Letta, nonostante gli strali renziani, continua a mantenere la porta aperta: "Assolutamente sì, dialogo ancora aperto", assicura. Infine, riconosce a Calenda "uno spirito costruttivo", "tutti hanno fatto un passo indietro".
A sua volta Calenda riconosce a Letta la "correttezza" e garantisce: "Siamo solidi e compatti, andiamo a vincere queste elezioni, niente è già scritto, da oggi finisce ogni tipo di discussione e polemica, finisce il pre partita e inizia la vera partita".

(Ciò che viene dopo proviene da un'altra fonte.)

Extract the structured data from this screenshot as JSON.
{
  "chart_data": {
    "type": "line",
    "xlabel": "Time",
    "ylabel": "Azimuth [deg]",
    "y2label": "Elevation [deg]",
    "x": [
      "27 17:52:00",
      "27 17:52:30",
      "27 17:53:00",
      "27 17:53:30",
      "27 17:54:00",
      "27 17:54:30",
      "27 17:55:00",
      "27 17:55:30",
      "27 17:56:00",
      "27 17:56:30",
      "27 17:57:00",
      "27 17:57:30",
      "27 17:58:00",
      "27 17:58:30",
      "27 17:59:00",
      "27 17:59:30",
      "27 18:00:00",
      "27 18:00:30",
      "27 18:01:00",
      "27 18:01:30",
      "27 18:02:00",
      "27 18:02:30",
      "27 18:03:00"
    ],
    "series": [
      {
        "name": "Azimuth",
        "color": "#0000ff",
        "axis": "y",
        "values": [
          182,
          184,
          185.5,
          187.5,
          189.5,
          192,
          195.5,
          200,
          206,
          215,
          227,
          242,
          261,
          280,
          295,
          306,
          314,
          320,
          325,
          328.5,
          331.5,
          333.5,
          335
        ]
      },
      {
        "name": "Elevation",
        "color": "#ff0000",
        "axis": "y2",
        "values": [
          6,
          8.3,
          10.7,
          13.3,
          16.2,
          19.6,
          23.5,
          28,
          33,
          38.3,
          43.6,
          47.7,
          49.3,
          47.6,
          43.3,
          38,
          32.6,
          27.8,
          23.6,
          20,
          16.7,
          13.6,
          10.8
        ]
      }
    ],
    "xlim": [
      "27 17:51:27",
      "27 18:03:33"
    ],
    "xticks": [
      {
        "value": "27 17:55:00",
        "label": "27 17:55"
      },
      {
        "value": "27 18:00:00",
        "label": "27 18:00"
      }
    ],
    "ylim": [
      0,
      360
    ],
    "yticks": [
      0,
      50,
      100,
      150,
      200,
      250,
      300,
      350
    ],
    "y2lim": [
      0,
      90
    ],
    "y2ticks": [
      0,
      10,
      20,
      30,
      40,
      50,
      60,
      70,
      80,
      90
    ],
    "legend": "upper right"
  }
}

Anche per il leader di Azione la partita con Renzi non è del tutto chiusa, "porte aperte", ma richiama i renziani al rispetto e a non fare la morale ai dem, e nemmeno a Di Maio, con cui hanno governato insieme.
"Era un'occasione straordinaria per fare un terzo polo a doppia cifra, avrebbe penalizzato la destra, gli amici di Azione hanno deciso altrimenti, noi siamo signori, non facciamo polemica. Ma noi non possiamo stare nella stessa coalizione con chi per 55 volte ha votato contro Draghi", commenta il leader di Iv.